Which is the best BSNL internet plan for a IT-Student for home use?


----------



## ThinkFree (Jul 21, 2008)

Please tell what you basically want to do and how much you want to spend. Browsing only(how much) or downloads(games, movies, music) as well?


----------



## pimpom (Jul 21, 2008)

JC, as Thinkfree said, which plan is best for you depends on your budget and what you want to do with your connection. I guess you've looked at the various BSNL plans, but I understand that it is sometimes difficult to estimate one's own needs.

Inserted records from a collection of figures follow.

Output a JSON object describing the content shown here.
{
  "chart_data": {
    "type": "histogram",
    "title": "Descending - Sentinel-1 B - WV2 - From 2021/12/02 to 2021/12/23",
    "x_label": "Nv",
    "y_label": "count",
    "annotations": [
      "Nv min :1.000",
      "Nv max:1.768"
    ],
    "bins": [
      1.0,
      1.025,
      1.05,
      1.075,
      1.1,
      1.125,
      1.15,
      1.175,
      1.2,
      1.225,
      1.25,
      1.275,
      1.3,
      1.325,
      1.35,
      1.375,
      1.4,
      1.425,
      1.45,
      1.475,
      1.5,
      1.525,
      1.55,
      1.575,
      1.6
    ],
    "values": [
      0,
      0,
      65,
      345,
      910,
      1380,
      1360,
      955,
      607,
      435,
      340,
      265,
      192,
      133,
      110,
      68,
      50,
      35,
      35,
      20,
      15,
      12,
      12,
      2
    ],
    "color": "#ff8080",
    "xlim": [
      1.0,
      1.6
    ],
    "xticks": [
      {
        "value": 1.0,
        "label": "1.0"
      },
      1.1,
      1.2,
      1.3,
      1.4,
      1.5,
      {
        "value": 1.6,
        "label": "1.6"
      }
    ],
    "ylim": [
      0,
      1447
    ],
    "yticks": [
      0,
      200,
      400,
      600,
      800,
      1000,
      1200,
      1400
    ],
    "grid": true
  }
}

Many young men who like downloading huge amounts of data often choose Home unlimited. The disadvantage is that, at 256 KB/s, it is much slower than the Limited plans, and more expensive than entry-level limited plans.

Personally, I've gone for the Home 500 plan with a 2.5 GB/month transfer limit (average of 80 MB per day), a speed of 2 Mbps and unlimited free time from 2 - 8:00 AM. I schedule larger downloads during the free time and I manage quite well within the 2.5 GB limit. However, my usage habits may not be suitable for everyone.

The Home 250 plan works out to an average of about 30 MB per day, and may be enough for those who use it only for email and browsing with occasional small downloads. But it does not come with night unlimited. Speed is upto 2 Mbps.

Even the Home 125 plan may be enough for those with very light usage habits. 150 MB/month, 5 MB/per day average. Upto 2 Mbps.

With Home 1000 and above, you can start doing some serious usage while reserving the really heavy downloads during free time.

Then there's Home Unlimited 1350, the advantage over UL 750 being the higher speed of 512 KB/s. The disadvantage again is the slower speed compared to Limited plans.

Of course, all of this information and more can be seen at the BSNL website. I've picked out some of them and presented them this way in case it helps you make a decision.


----------



## infra_red_dude (Jul 21, 2008)

Wired - Home 500
Wireless - EVDO 550


----------



## 2kewl (Jul 21, 2008)

You should know best! But I'd suggest you go for the UL plans. 750 or 1350, depending upon your budget.


----------



## j1n M@tt (Jul 21, 2008)

infra_red_dude said:


> Wired - Home 500
> Wireless - EVDO 550



+1, these plans provide the best vfm


----------



## cooldev007 (Jul 22, 2008)

Dear Jayashish, I think u r a 1st yr IT Student. So u r very much confused, right. anyway, I am also a IT Student. I Think u should take Rs. 500 Plan of Night unlimited if ur pocket permits so. Even though u  r thinking that 250/- plan will do right but after wards u will surely find that Rs 500 Plan is a good investment. And as always, it's ur need and u shud know what is the best.


----------